Coach Randy Edsall leads the Terrapins to the easy season-opening rout of James Madison at Byrd Stadium. (John McDonnell/The Washington Post)

A group of James Madison defenders descended upon C.J. Brown at the 2-yard line, stopping the Maryland quarterback in his tracks on a fourth and goal in the first half. It was the first gamble of the season for the Terrapins, and it looked like a bust.

But the ingenuity and resilience of Brown is why he was playing in this game in the first place. A sixth-year senior who has made a name for himself during moments like this, he slipped out of the grasp of a few tackles, reversed field and ran through 300-pound right guard Andrew Zeller for one of his three touchdowns in a 52-7 win over James Madison at Byrd Stadium.

It was a gritty response to a difficult day for Brown, who envisioned his last college opener going smoother. He misread a number of routes, struggled with accuracy and never looked in complete rhythm with his receivers.

“The stats speak for themselves and that’s unacceptable. I didn’t prepare for that,” said Brown, who finished 11 of 24 for 111 yards. “I didn’t play good today.”

But Brown seemed determined to make his mark in other ways, and his ferocity set the tone on a day when Maryland controlled the game with both a smash-mouth running attack and a defense that never allowed James Madison to breathe.

The Post Sports Live crew offers best-case-scenarios for Maryland in its first season in the Big Ten conference. (Post Sports Live/The Washington Post)

Brown ran for touchdowns of 11 and eight yards on the team’s first two possessions, which stunned an opponent that believed it had a chance behind 10 Football Bowl Subdivision transfers on its roster. Of the Dukes’ eight possessions in the first half, seven resulted in punts and the eighth was an interception.

Brown threw incomplete passes to Stefon Diggs and Deon Long to begin Maryland’s second possession of the second quarter. Brown settled in soon thereafter, leading the Terps on a 15-play, 80-yard drive that culminated in his circus run to make it 24-0.

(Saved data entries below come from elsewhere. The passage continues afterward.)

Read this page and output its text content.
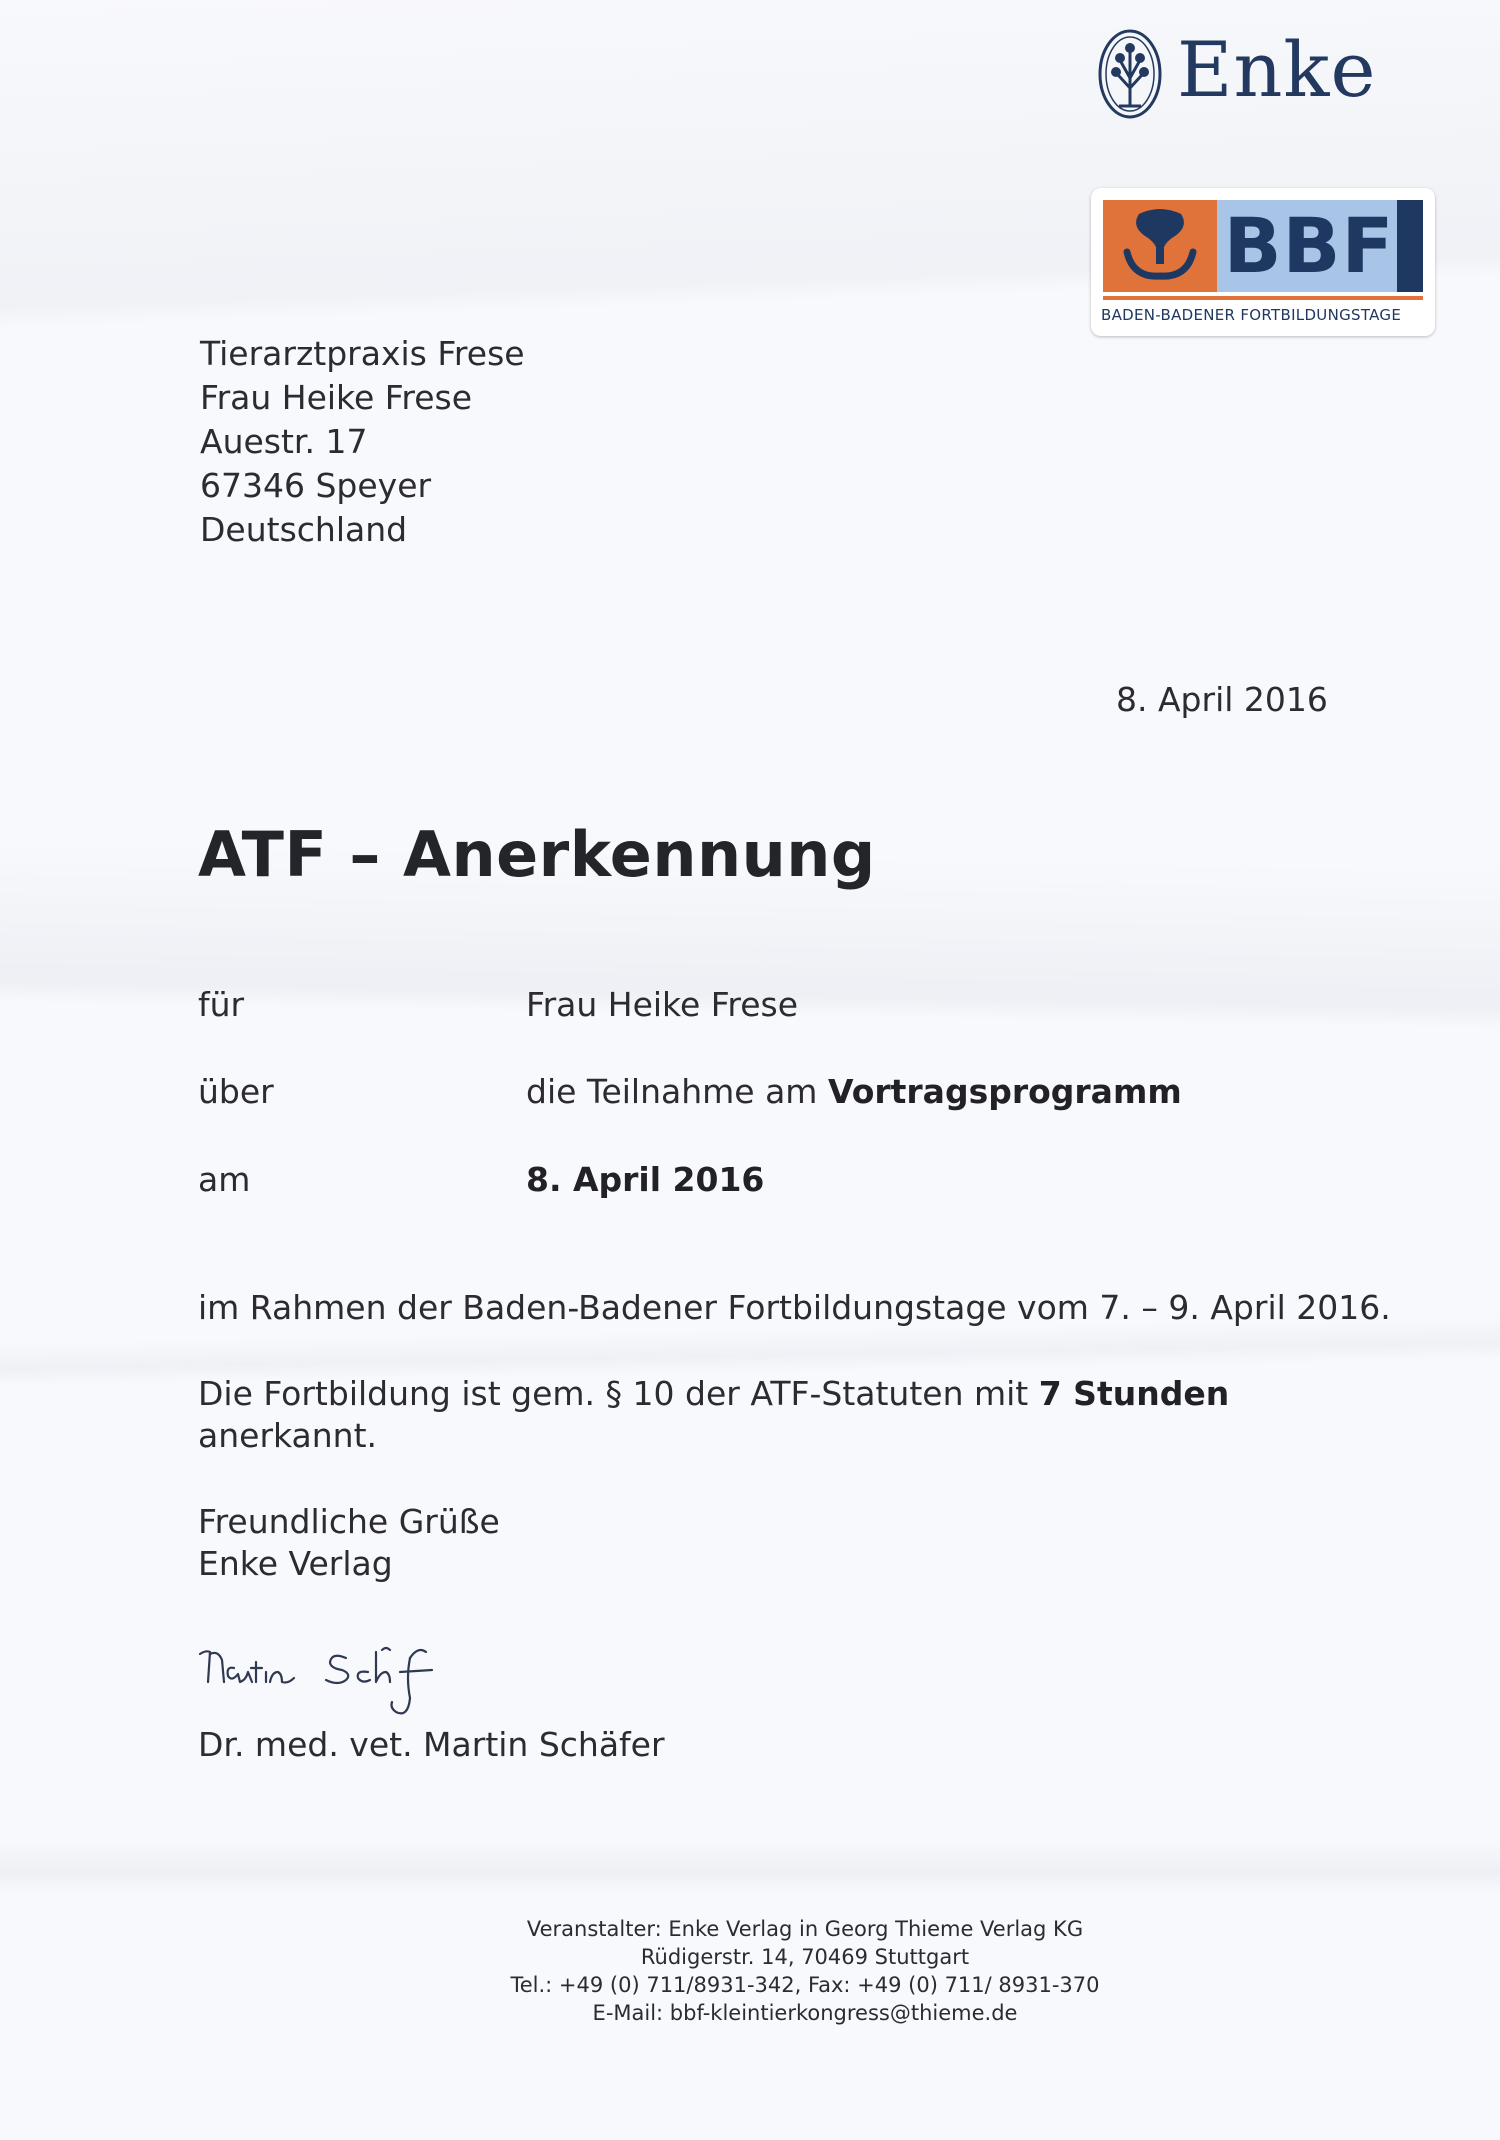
Enke
BBF
BADEN-BADENER FORTBILDUNGSTAGE
Tierarztpraxis Frese
Frau Heike Frese
Auestr. 17
67346 Speyer
Deutschland
8. April 2016
ATF – Anerkennung
für	Frau Heike Frese
über	die Teilnahme am Vortragsprogramm
am	8. April 2016
im Rahmen der Baden-Badener Fortbildungstage vom 7. – 9. April 2016.
Die Fortbildung ist gem. § 10 der ATF-Statuten mit 7 Stunden
anerkannt.
Freundliche Grüße
Enke Verlag
Dr. med. vet. Martin Schäfer
Veranstalter: Enke Verlag in Georg Thieme Verlag KG
Rüdigerstr. 14, 70469 Stuttgart
Tel.: +49 (0) 711/8931-342, Fax: +49 (0) 711/ 8931-370
E-Mail: bbf-kleintierkongress@thieme.de
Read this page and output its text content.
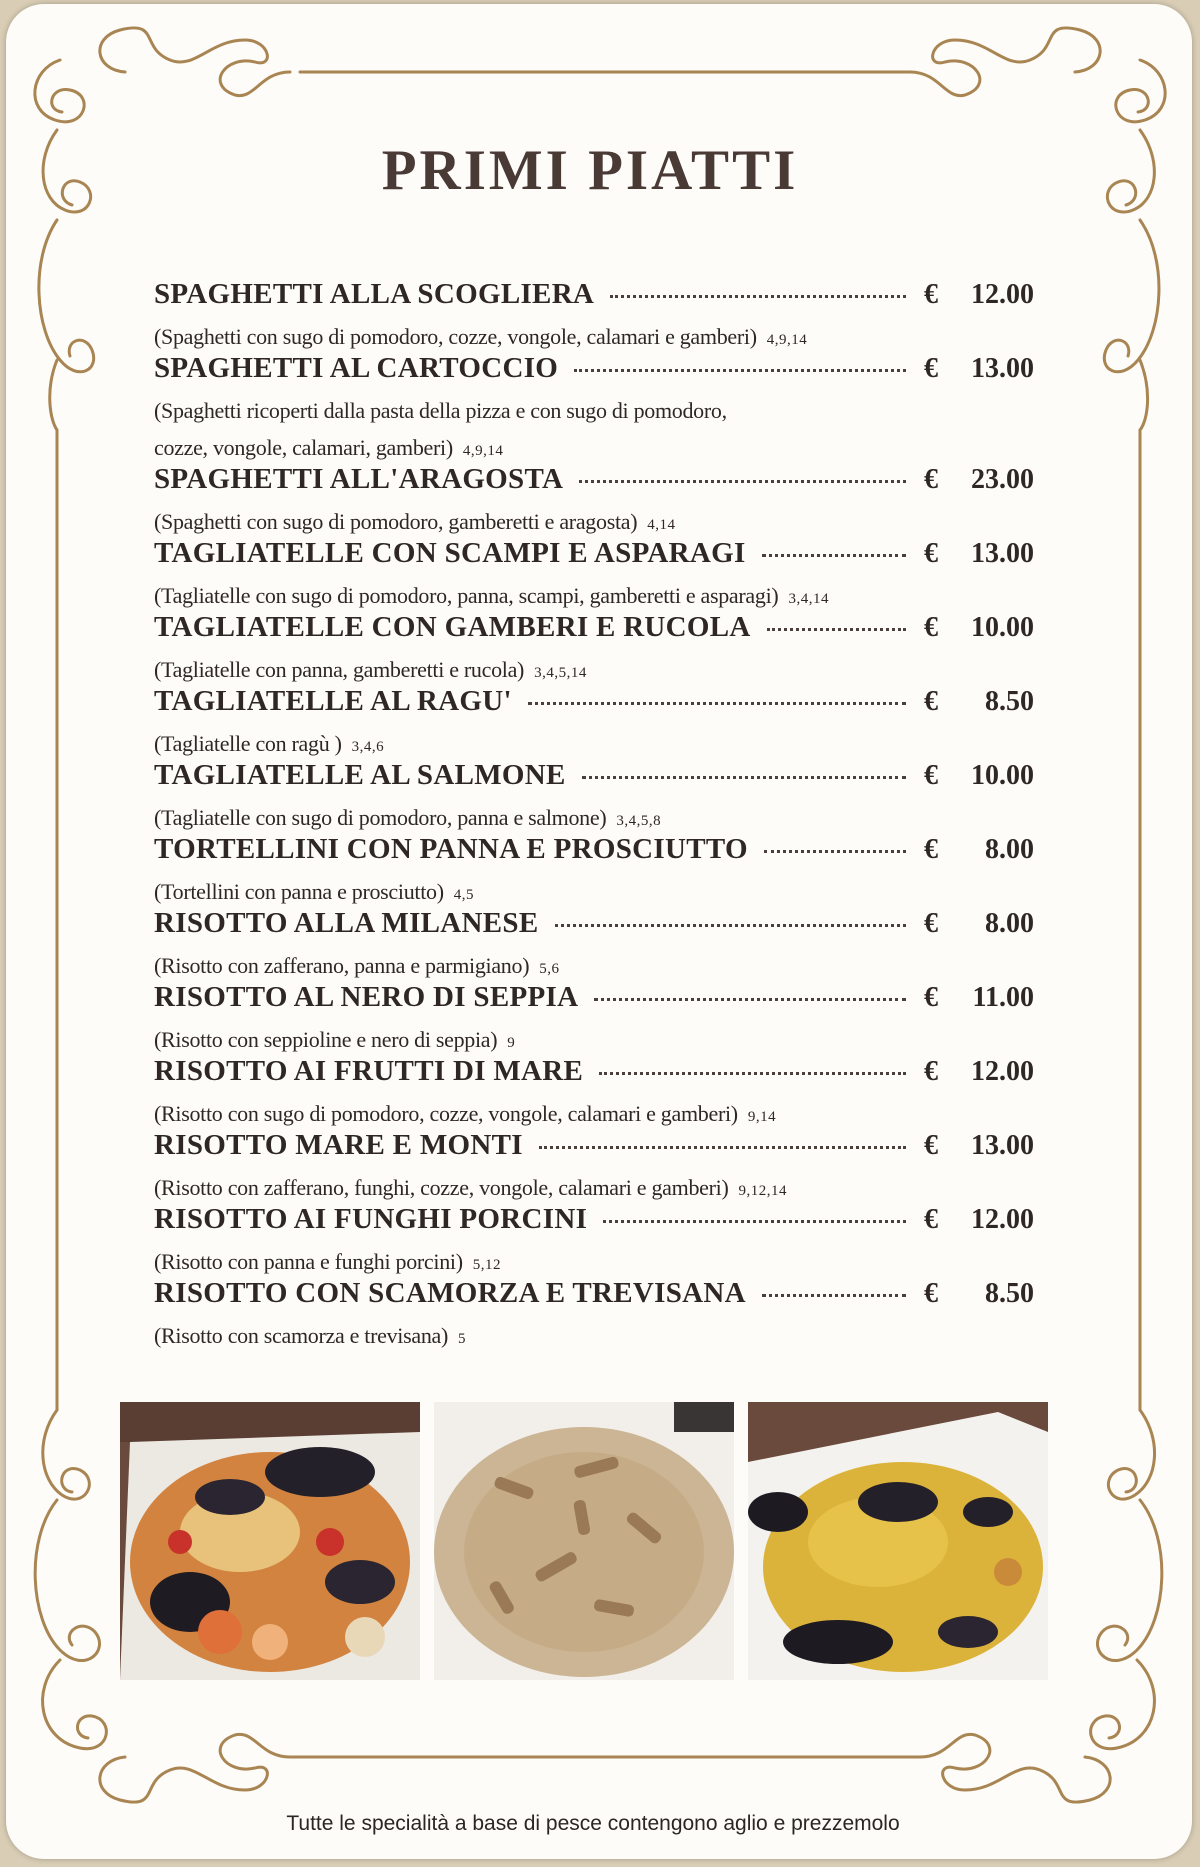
PRIMI PIATTI
SPAGHETTI ALLA SCOGLIERA	€ 12.00
(Spaghetti con sugo di pomodoro, cozze, vongole, calamari e gamberi) 4,9,14
SPAGHETTI AL CARTOCCIO	€ 13.00
(Spaghetti ricoperti dalla pasta della pizza e con sugo di pomodoro,
cozze, vongole, calamari, gamberi) 4,9,14
SPAGHETTI ALL'ARAGOSTA	€ 23.00
(Spaghetti con sugo di pomodoro, gamberetti e aragosta) 4,14
TAGLIATELLE CON SCAMPI E ASPARAGI	€ 13.00
(Tagliatelle con sugo di pomodoro, panna, scampi, gamberetti e asparagi) 3,4,14
TAGLIATELLE CON GAMBERI E RUCOLA	€ 10.00
(Tagliatelle con panna, gamberetti e rucola) 3,4,5,14
TAGLIATELLE AL RAGU'	€ 8.50
(Tagliatelle con ragù ) 3,4,6
TAGLIATELLE AL SALMONE	€ 10.00
(Tagliatelle con sugo di pomodoro, panna e salmone) 3,4,5,8
TORTELLINI CON PANNA E PROSCIUTTO	€ 8.00
(Tortellini con panna e prosciutto) 4,5
RISOTTO ALLA MILANESE	€ 8.00
(Risotto con zafferano, panna e parmigiano) 5,6
RISOTTO AL NERO DI SEPPIA	€ 11.00
(Risotto con seppioline e nero di seppia) 9
RISOTTO AI FRUTTI DI MARE	€ 12.00
(Risotto con sugo di pomodoro, cozze, vongole, calamari e gamberi) 9,14
RISOTTO MARE E MONTI	€ 13.00
(Risotto con zafferano, funghi, cozze, vongole, calamari e gamberi) 9,12,14
RISOTTO AI FUNGHI PORCINI	€ 12.00
(Risotto con panna e funghi porcini) 5,12
RISOTTO CON SCAMORZA E TREVISANA	€ 8.50
(Risotto con scamorza e trevisana) 5
Tutte le specialità a base di pesce contengono aglio e prezzemolo
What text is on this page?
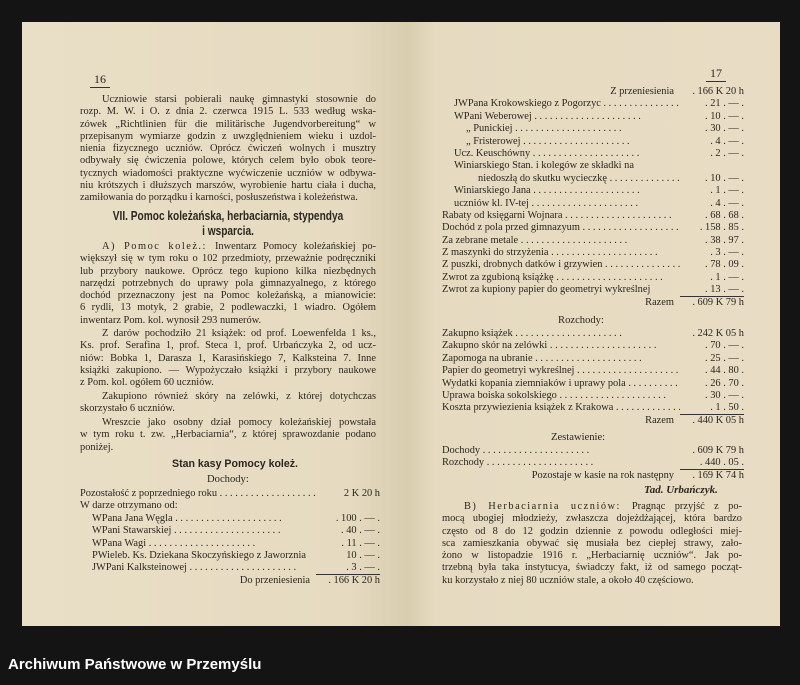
16
Uczniowie starsi pobierali naukę gimnastyki stosownie do
rozp. M. W. i O. z dnia 2. czerwca 1915 L. 533 według wska-
zówek „Richtlinien für die militärische Jugendvorbereitung“ w
przepisanym wymiarze godzin z uwzględnieniem wieku i uzdol-
nienia fizycznego uczniów. Oprócz ćwiczeń wolnych i musztry
odbywały się ćwiczenia polowe, których celem było obok teore-
tycznych wiadomości praktyczne wyćwiczenie uczniów w odbywa-
niu krótszych i dłuższych marszów, wyrobienie hartu ciała i ducha,
zamiłowania do porządku i karności, posłuszeństwa i koleżeństwa.
VII. Pomoc koleżańska, herbaciarnia, stypendya
i wsparcia.
A) Pomoc koleż.: Inwentarz Pomocy koleżańskiej po-
większył się w tym roku o 102 przedmioty, przeważnie podręczniki
lub przybory naukowe. Oprócz tego kupiono kilka niezbędnych
narzędzi potrzebnych do uprawy pola gimnazyalnego, z którego
dochód przeznaczony jest na Pomoc koleżańską, a mianowicie:
6 rydli, 13 motyk, 2 grabie, 2 podlewaczki, 1 wiadro. Ogółem
inwentarz Pom. kol. wynosił 293 numerów.
Z darów pochodziło 21 książek: od prof. Loewenfelda 1 ks.,
Ks. prof. Serafina 1, prof. Steca 1, prof. Urbańczyka 2, od ucz-
niów: Bobka 1, Darasza 1, Karasińskiego 7, Kalksteina 7. Inne
książki zakupiono. — Wypożyczało książki i przybory naukowe
z Pom. kol. ogółem 60 uczniów.
Zakupiono również skóry na zelówki, z której dotychczas
skorzystało 6 uczniów.
Wreszcie jako osobny dział pomocy koleżańskiej powstała
w tym roku t. zw. „Herbaciarnia“, z której sprawozdanie podano
poniżej.
Stan kasy Pomocy koleż.
Dochody:
Pozostałość z poprzedniego roku . .	2 K 20 h
W darze otrzymano od:
WPana Jana Węgla . .	. 100 . — .
WPani Stawarskiej . .	. 40 . — .
WPana Wagi . .	. 11 . — .
PWieleb. Ks. Dziekana Skoczyńskiego z Jaworznia	10 . — .
JWPani Kalksteinowej . .	. 3 . — .
Do przeniesienia	. 166 K 20 h
17
Z przeniesienia	. 166 K 20 h
JWPana Krokowskiego z Pogorzyc . .	. 21 . — .
WPani Weberowej . .	. 10 . — .
„ Punickiej . .	. 30 . — .
„ Fristerowej . .	. 4 . — .
Ucz. Keuschówny . .	. 2 . — .
Winiarskiego Stan. i kolegów ze składki na
niedoszłą do skutku wycieczkę . .	. 10 . — .
Winiarskiego Jana . .	. 1 . — .
uczniów kl. IV-tej . .	. 4 . — .
Rabaty od księgarni Wojnara . .	. 68 . 68 .
Dochód z pola przed gimnazyum . .	. 158 . 85 .
Za zebrane metale . .	. 38 . 97 .
Z maszynki do strzyżenia . .	. 3 . — .
Z puszki, drobnych datków i grzywien . .	. 78 . 09 .
Zwrot za zgubioną książkę . .	. 1 . — .
Zwrot za kupiony papier do geometryi wykreślnej	. 13 . — .
Razem	. 609 K 79 h
Rozchody:
Zakupno książek . .	. 242 K 05 h
Zakupno skór na zelówki . .	. 70 . — .
Zapomoga na ubranie . .	. 25 . — .
Papier do geometryi wykreślnej . .	. 44 . 80 .
Wydatki kopania ziemniaków i uprawy pola . .	. 26 . 70 .
Uprawa boiska sokolskiego . .	. 30 . — .
Koszta przywiezienia książek z Krakowa . .	. 1 . 50 .
Razem	. 440 K 05 h
Zestawienie:
Dochody . .	. 609 K 79 h
Rozchody . .	. 440 . 05 .
Pozostaje w kasie na rok następny	. 169 K 74 h
Tad. Urbańczyk.
B) Herbaciarnia uczniów: Pragnąc przyjść z po-
mocą ubogiej młodzieży, zwłaszcza dojeżdżającej, która bardzo
często od 8 do 12 godzin dziennie z powodu odległości miej-
sca zamieszkania obywać się musiała bez ciepłej strawy, zało-
żono w listopadzie 1916 r. „Herbaciarnię uczniów“. Jak po-
trzebną była taka instytucya, świadczy fakt, iż od samego począt-
ku korzystało z niej 80 uczniów stale, a około 40 częściowo.
Archiwum Państwowe w Przemyślu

His most memorable throw came on a play-action call in the third quarter, when he hit a wide open Long for a 41-yard touchdown. Long said there were times Saturday when he and Brown would have to look at each other and say “we’re going to have to get it right next time.”

“Just sort of shake hands, and say, we’ll get it back,’” Long said. “He holds himself to high standards, as well as we do.”

Long finished with just two catches in his first game back since last October, when he and fellow wide receiver Stefon Diggs suffered broken legs in the same game. Diggs had five receptions for 53 yards, including a one-handed catch along with a 59-yard kick return in which he high-stepped and danced up the sideline.

Brown rushed for 61 yards on just seven carries. Maryland alleviated pressure on its passing game by establishing a ground attack that gained 295 yards, including 86 from Brandon Ross and 81 from Wes Brown.

The Dukes were simply overwhelmed up front. Maryland defensive coordinator Brian Stewart said earlier this week that the team’s 3-4 defensive scheme allows players at free safety and the top corner position to flourish, and safety Sean Davis benefited Saturday. Davis was a menace from the opening drive, helping Maryland control JMU quarterback Vad Lee, a versatile Georgia Tech transfer.

Lee, who ran for two touchdowns when Georgia Tech blew out Maryland at Byrd Stadium two years ago, finished Saturday’s game 16-for-37 passing for 141 yards and two interceptions. James Madison’s last desperate chance to get to back into the game fizzled after Lee avoided a blitz by Davis only to be picked off by Jeremiah Johnson in the end zone late in the second quarter. It was the second time Davis put Lee on the turf, and he brought the home crowd to its feet with another jarring hit on special teams.

“Every time I’m on that field I’m going to give it my all, whether its defense, special teams, or anything,” said Davis, who finished the game with 10 tackles.

It was that type of approach that C.J. Brown had inspired in his younger teammates as they watched the graduate student fight through a painful performance. By the fourth quarter he was on the sideline coaching up his teammates.

“It helps that we got the win,” Brown said. “I didn’t play well today. I understand that, and I’ll get better.”

Terps notes: Redshirt freshman Taivon Jacobs, who started as the Terps’ third wide receiver, left early in the game with a meniscus injury after getting tangled up with a defender on a deep pass to the end zone. . . . Senior Yannik Cudjoe-Virgil, listed as the starting outside linebacker, did not play and was on the sideline in a walking boot. He was replaced by sophomore Yannick Ngakoue, who finished with five tackles.